Another theme advanced by proponents is the greater affordability and thereby equity that could be achieved through increasing the housing supply with small-scale development. Relatedly, proponents tout small, incremental development [4] and small-scale main street businesses [48] with integrated manufacturing [46] as tools towards building more vibrant, equitable communities. This small-scale urbanism is often positioned, both implicitly and explicitly, as either a more equitable alternative to large-scale capital and subsidy-intensive mega-projects, or a neglected co-contributor to urban vitality. Critics from the left point to the racialized social construction of housing values that would nevertheless persist [49]; for a response to the critique, see [50]. There are also critiques of incremental urbanism for its inability to redress inequities [51][52]. Large-scale social housing, if done right, is still not ruled out as an appropriate scale at which to solve the affordability crisis [53][54][55].

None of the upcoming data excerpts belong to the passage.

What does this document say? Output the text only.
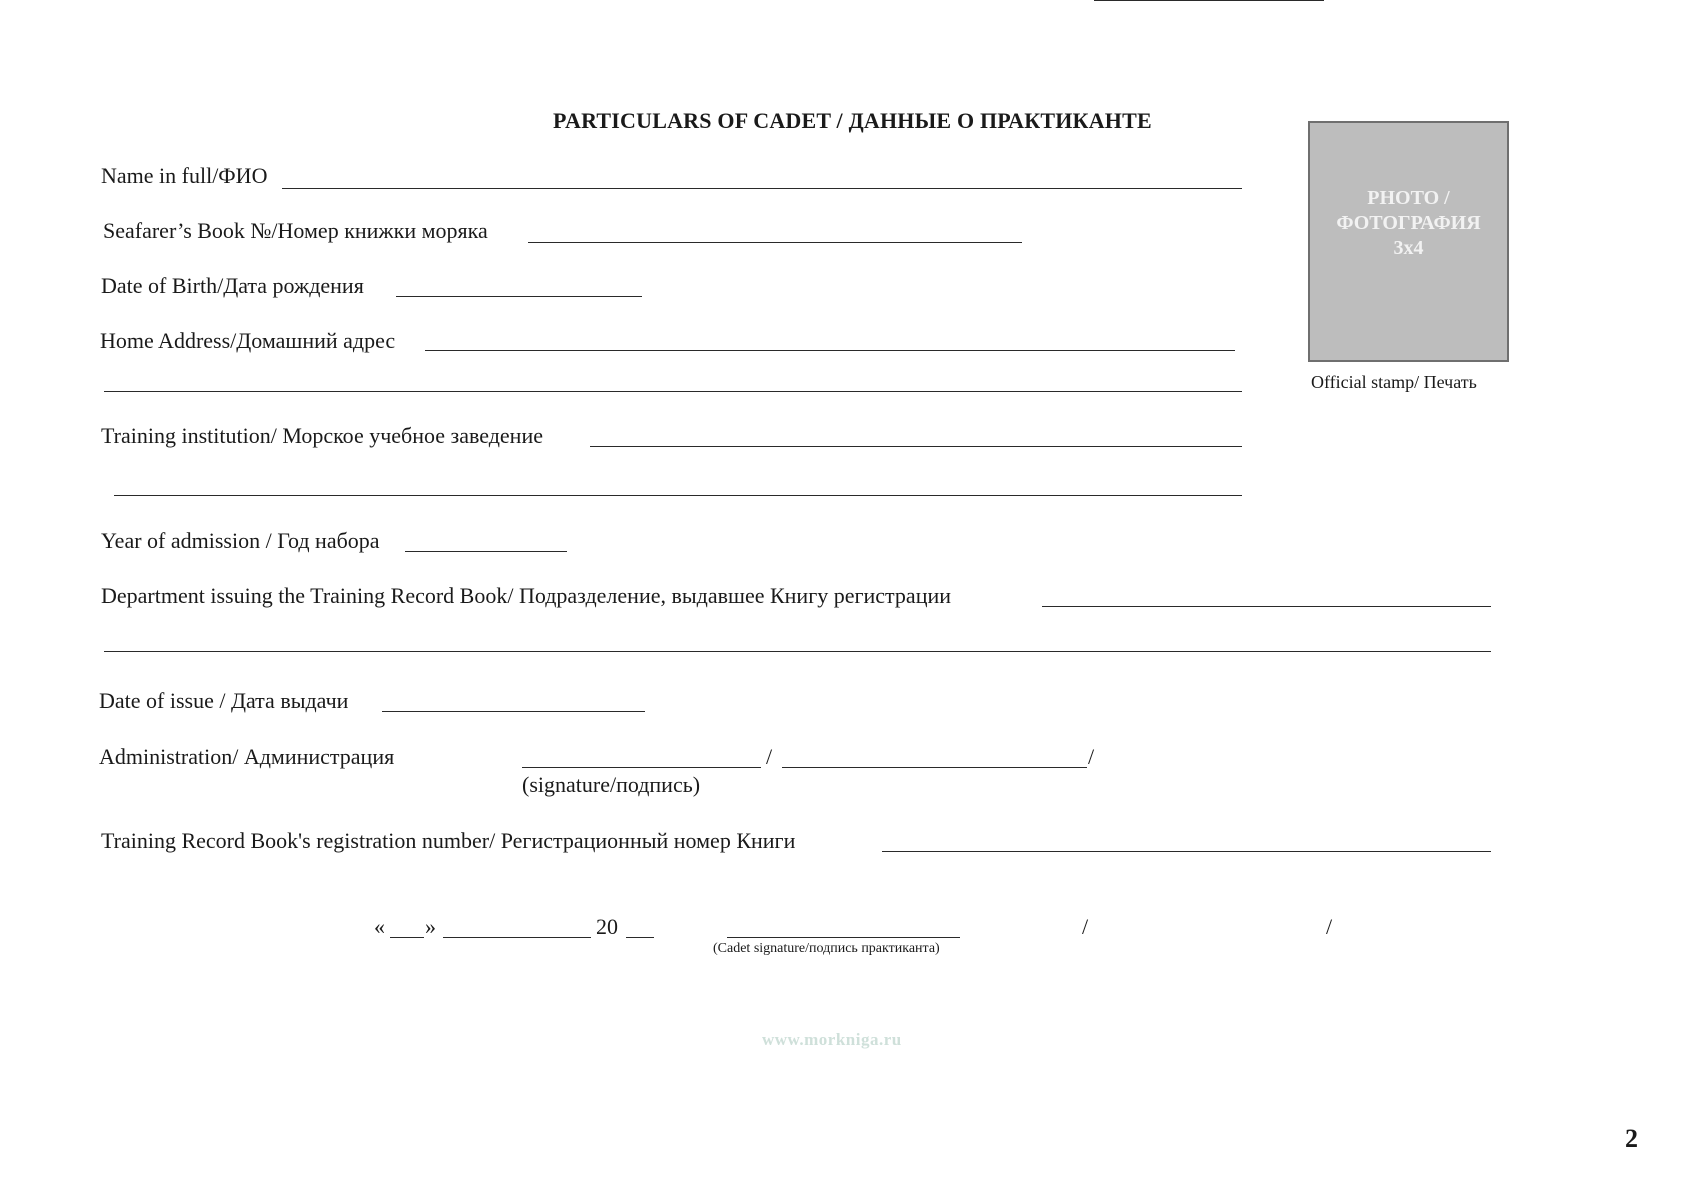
PARTICULARS OF CADET / ДАННЫЕ О ПРАКТИКАНТЕ
PHOTO /
ФОТОГРАФИЯ
3x4
Official stamp/ Печать
Name in full/ФИО
Seafarer’s Book №/Номер книжки моряка
Date of Birth/Дата рождения
Home Address/Домашний адрес
Training institution/ Морское учебное заведение
Year of admission / Год набора
Department issuing the Training Record Book/ Подразделение, выдавшее Книгу регистрации
Date of issue / Дата выдачи
Administration/ Администрация	/	/
(signature/подпись)
Training Record Book's registration number/ Регистрационный номер Книги
« »	20
(Cadet signature/подпись практиканта)
/	/
www.morkniga.ru
2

These large-scale private developments are often subsidized. In the U.S., this is done through Tax Increment Financing (TIF), a financing tool that allows administrators to pay for programs with future tax revenues generated within a TIF district (an area that has demonstrated “blight” conditions). The property taxes from the TIF district are fixed for a certain period of time (often 20 years), and tax growth above the fixed base level is diverted away from general revenue capture toward a separate TIF district fund (the difference in revenue is the tax increment). The subsidies are justified as necessary to both attract investment to desired areas and mobilize the large amounts of capital required for public infrastructure and amenities. Proponents claim that these subsidized, large-scale developments create jobs, tax revenues, and infrastructure investments that could never be generated in an incremental fashion. U.S. city governments are much more focused on subsidizing large-scale private developments in the name of revitalization, justified as necessary for mobilizing the large amounts of capital needed for public infrastructure and amenities.
But critics argue that TIFs and the mega-scale they tend to be associated with are a form of corporate subsidy, used as a cost-free instrument to secure deals with corporations, frequently in areas that do not need supplementary public support [56]. Common examples of TIF use in Chicago include the subsidization of corporate headquarter relocation or renovation, the provision of general support and monetary incentives for private companies, and upscale development in and around the economically advantaged downtown area (the “Loop”). For example, United Airlines received USD 31 million to relocate to downtown Chicago, CNA received USD 13.7 million to renovate its headquarters, and Carbide and Carbon received USD 8.5 million to renovate the Hard Rock Hotel [57]. While not a TIF specifically, the outcry against and eventual rejection of New York City’s bid for Amazon’s H2Q suggest that public and professional opinion on the efficacy of government-subsidized mega-projects as a planning strategy may be shifting [58].